MORSI A TE, VITA MEA
VAN DIEMEN’S LAND
di Jonathan auf der Heide (Australia 2009)
Trama: metti che sei un carcerato perché hai fatto un po’ il diavolo della Tasmania, e ti prende la mania di scappare. Succede poi che scappi insieme ad altri sette detenuti. E cammina cammina cammina nella foresta, ecco che ti viene fame… E la fame, si sa, non guarda in faccia a nessuno: ecco che inizi a immaginarti Matthew in salamoia, Robert bollito, Edward alla friccasea. E ricordati di lasciare un posticino per il dessert: occhi di William canditi! Buon appetito!
Da leccarsi i baffi. Un film cannibale, teso e livido (come la sua perfetta fotografia). Questa volta il “tratto da una storia vera” dà quel tocco morbosetto in più che non guasta. Trattasi di storia ottocentesca australiana, quando i detenuti venivano spediti in lande desolate e invece di avere intorno mura alte tre metri, c’erano liane, alberi e caldo umido che ti cuoce. Scappare era un atto più di coraggio che di libertà. Vuole che tale Alexander Pearce scappò con altri sette. Lo ritrovarono da solo, sazio dei suoi compagni. Non pago, qualche anno dopo, riuscì in una nuova fuga, insieme a uno sfortunato ignaro galeotto… Come ti sbagli: ritrovarono Pearce, solo, con in saccoccia i resti del tapino.
La regia del film spinge l’accelleratore (o meglio il freno) su un andamento documentaristico, senza lasciarsi mai andare a sensazionalismi gratuiti (non ci sono per dire teste scoperchiate con cuccume ficcate dentro e spargimenti di sangue tipo “offro da bere a tutti, aprigli la giugulare”). Ci sono uomini. C’è la natura. Con tutti gli incastri possibili: gli uomini e la loro di natura, sapete da voi che non siamo proprio gli animali più docili che esistono. Anzi siamo i peggio selvaggi, mascherati in vestitini alla moda. Poi c’è la natura pura, le distese di foresta incontaminata, e la natura lo odia forte l’uomo. Noi pensiamo di averla domata, e invece ci sono più posti al mondo dove l’uomo non ha mai mosso un passo di quanti ne abbia calpestati e calpestato è proprio la parola adatta. Quando si presenta l’occasione, la natura è una vera badass: ci frantuma a suon di pioggia, rapide, muschi e licheni. Non sarà che, come si chiede il protagonista, all’inferno ci siamo già? Van Diemen’s Land ha il merito di essere un film dedicato alla propria Terra, l’Australia, dove ancora oggi se stai a casa e ti manca il sale, devi prendere il treno per andarne a chiedere un po’ al vicino. Poi nel caso il sale lo metti direttamente sul vicino, così lo insaporisci.

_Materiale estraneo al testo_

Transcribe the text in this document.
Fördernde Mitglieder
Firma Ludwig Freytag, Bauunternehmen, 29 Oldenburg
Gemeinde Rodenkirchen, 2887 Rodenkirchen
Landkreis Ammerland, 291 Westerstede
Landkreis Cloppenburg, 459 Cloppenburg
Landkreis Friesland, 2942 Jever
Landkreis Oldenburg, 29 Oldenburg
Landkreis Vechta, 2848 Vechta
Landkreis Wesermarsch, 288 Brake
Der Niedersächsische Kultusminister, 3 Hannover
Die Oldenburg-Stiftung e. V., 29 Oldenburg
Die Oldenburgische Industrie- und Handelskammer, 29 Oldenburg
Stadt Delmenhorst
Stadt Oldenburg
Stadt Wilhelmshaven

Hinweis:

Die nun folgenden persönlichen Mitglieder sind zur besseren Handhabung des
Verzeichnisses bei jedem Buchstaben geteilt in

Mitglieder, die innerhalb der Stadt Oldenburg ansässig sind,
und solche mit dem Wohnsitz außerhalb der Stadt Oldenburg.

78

Il fatto è che il cannibalismo è una materia superaffascinante di per sé. Non vi è mai capitato di dire “ti mangerei” all’amato? Ha qualcosa che riguarda le parole “istinto”, “primordiale”, “possesso totale”. In questo caso certo, c’è il fattore sopravvivenza, e l’uomo si sa, non è che si fa parlare dietro se c’è da sopravvivere, anche se vivere prevede di sgranocchiarsi l’amico.
Da vedere, a cena tra amici. A cena con amici. Con gli amici a cena. Cenando con gli amici.
FILM CANNIBALI PER CONTORNO E SOPRAVVIVERE ALL’INVERNO
Alive
Un po’ hollywoodiano, ma gustoso. D’altronde per fare una passeggiata in montagna, devi pur mettere qualcosa tra i denti (non fosse che quello che metti sotto i denti potrebbe essere provvisto di dentiera).
Cannibal Love (aka Mangiata Viva)
Beatrice Dalle e Vincent Gallo, che già nella vita non è che stanno proprio bene bene, si prenderebbero a mozzichi da quanto si vogliono.
Gnaw! e Dying Breed
Dove tra l’Inghilterra e (ancora) l’Australia seguiamo le rocambolesche gesta di gruppi di idioti che finiscono in bocca (letteralmente) a redneck cannibali.
A presto, vado a mangiarmi una buona barretta di Soylent Green, altro che pomodori verdi fritti!